Monday, 29 September 2014

Germany Vs Housewives: Does the EU know best?

By Frankie Lampl

Far from being a fringe support industry, procurement finds itself at the heart of the EU debate; for example when a directive on the carbon footprint of Vacuum Cleaners becomes the hot news story of Germany vs Housewives. Tensions have run high with the Daily Mail warning us that the EU are coming for our hairdryers and lawn mowers next, while Dyson have not missed the golden opportunity to promote their brand by accusing Germany of influencing the legislation to favour their own archaic and undemocratic non-bagless technology.

How far should remote political bodies (be they in Westminster or Brussels) be weighing in on our purchasing choices?

Let’s look at two opposing examples of the impact of top-down climate policies.

1. Bad policy: Diesel cars.

That large sector of society who tether their car purchasing behaviour to road tax have found themselves feeling ‘betrayed and misled’ that a tax break on diesel cars is being removed. Far from being the meddling EU attacking our British privileges as advertised, this is in fact a key example of how the notion of ‘public good’ is complex and only as good as the evidence that it is based on.

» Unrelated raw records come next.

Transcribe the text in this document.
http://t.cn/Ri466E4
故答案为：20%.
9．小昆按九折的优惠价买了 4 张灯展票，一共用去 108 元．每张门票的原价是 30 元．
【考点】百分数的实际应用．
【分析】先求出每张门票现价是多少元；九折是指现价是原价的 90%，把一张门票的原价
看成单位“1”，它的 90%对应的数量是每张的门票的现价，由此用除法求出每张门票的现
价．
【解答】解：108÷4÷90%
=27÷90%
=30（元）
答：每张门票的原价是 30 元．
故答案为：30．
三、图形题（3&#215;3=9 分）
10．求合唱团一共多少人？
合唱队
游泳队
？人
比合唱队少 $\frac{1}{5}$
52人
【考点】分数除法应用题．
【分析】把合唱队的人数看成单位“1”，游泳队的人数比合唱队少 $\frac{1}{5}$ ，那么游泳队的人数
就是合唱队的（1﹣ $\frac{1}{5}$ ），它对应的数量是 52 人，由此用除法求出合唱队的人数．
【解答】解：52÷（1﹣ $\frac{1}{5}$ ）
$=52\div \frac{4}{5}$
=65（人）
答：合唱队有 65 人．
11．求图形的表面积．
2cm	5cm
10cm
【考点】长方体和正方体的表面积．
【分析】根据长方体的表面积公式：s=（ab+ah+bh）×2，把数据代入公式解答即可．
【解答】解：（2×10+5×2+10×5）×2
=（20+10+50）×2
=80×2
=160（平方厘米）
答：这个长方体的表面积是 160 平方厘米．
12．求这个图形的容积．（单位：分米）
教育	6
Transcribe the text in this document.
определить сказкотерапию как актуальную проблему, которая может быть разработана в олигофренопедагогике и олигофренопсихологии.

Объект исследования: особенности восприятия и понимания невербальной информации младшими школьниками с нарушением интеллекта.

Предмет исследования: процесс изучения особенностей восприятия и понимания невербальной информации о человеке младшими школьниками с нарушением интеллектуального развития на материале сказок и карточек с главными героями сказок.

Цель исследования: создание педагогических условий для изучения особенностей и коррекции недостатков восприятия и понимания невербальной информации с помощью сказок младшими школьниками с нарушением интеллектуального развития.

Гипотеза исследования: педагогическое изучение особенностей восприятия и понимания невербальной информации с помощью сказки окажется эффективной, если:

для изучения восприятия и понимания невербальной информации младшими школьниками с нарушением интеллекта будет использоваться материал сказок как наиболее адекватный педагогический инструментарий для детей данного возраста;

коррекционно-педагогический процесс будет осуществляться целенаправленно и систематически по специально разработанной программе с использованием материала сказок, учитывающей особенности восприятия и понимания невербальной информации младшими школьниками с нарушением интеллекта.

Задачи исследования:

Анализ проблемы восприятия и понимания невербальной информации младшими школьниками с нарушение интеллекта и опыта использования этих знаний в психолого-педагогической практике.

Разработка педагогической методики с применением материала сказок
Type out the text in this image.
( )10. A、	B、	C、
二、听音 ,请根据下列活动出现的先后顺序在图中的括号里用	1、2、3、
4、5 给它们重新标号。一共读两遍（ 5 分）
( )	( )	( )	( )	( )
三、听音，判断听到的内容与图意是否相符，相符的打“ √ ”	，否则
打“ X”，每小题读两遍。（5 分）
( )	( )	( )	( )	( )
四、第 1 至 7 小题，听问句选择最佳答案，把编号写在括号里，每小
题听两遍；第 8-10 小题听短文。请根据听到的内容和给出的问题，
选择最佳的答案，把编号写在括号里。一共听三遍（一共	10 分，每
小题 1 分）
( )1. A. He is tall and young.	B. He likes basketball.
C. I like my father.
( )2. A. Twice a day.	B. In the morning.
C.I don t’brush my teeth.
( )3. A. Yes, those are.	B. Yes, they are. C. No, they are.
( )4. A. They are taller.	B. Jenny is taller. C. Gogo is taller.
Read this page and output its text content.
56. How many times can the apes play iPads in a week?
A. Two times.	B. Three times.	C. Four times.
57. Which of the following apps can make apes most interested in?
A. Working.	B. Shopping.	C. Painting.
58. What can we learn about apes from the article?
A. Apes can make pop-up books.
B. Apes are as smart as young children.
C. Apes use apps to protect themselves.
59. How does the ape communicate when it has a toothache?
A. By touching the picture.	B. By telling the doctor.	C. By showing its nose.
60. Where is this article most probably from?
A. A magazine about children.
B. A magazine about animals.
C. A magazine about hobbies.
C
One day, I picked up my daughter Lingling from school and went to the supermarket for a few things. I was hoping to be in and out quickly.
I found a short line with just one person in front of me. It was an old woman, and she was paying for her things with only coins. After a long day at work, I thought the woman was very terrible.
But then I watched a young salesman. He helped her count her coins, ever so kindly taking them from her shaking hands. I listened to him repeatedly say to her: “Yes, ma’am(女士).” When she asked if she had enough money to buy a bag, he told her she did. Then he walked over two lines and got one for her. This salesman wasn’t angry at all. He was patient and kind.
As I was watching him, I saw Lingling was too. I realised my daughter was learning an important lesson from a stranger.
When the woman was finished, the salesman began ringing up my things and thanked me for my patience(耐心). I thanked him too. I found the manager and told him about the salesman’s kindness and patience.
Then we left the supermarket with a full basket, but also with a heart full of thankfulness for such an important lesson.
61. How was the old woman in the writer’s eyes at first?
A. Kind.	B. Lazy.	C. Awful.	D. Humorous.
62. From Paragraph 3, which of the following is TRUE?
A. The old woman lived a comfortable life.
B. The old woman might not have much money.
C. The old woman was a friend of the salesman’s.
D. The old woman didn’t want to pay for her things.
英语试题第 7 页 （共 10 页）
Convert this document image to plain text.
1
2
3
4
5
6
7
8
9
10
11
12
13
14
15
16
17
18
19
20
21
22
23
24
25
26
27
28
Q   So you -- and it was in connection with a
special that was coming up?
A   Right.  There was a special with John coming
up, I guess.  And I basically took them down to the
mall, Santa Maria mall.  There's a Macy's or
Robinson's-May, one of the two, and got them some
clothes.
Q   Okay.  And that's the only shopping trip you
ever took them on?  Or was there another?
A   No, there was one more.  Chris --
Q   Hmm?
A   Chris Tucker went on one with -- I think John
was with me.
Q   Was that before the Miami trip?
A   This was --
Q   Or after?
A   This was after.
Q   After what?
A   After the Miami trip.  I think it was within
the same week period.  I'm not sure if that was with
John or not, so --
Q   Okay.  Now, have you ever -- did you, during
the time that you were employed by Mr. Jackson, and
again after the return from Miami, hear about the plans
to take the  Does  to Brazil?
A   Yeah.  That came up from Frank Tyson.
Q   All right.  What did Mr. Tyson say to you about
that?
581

Diesel cars were subsidised as they produce less CO2 and are more fuel efficient, however our very own DECC subsequently discovered that, whilst better for the environment, they are vastly more harmful to health, with Diesel particulates causing some 30,000 deaths per year and costing the NHS an estimated 10 times the health-bill of petrol-related illnesses. The problem then comes with trying to make a centralised rule for a complex and chaotic model – since diesel is only worse where there are people to inhale it, surely the optimal solution is to have a city diesel tax, and a countryside petrol tax. In fact, whilst on the subject, either tax is ridiculous, and the fairer and more effective method would be the Vacuum Cleaner route of coercing manufacturers into innovating.

2. Good policy: CFCs

It is a fairly well-worn story, but the regulation and phasing out of CFCs saving the OZone layer is a good one. From the end of WWII, chlorofluorocarbons were developed for use in refrigeration and solvents. In the early 1970s research was published suggesting that these gases were depleting the Ozone layer. A Multilateral Environmental Agreement was agreed by 196 states in 1985 to phase out the use of CFCs, and it worked. So here, finally, was a top-down policy implemented by politicians that more or less saved the planet.

It appears that the key to the success, failure, or fundamental righteousness of these schemes lies in the robustness of the data supporting them, and the comprehensive logic used to interpret it. Before a law is made by the EU, it has to go through an exhaustive (and expensive) process of consultation and impact-assessment. Compared with the free market it also gives an accountable body to which to bring counter-arguments and alternative theories, and one which is not exposed to the level of risk or the requirement for unswerving growth of individual companies.

So from a procurement perspective, is the EU getting the balance right? The final argument in their favour is that the majority of EU procurement directives are targeted towards ensuring free competition and the very freedom of choice that is taken away by restrictions on electrical household goods. So what is the overall effect of being part of the EU? Does the very distance allow a level of objectivity and fight the inherent bias of a close-knit community, or does it only provide directives that are out of touch, inconvenient and ineffective?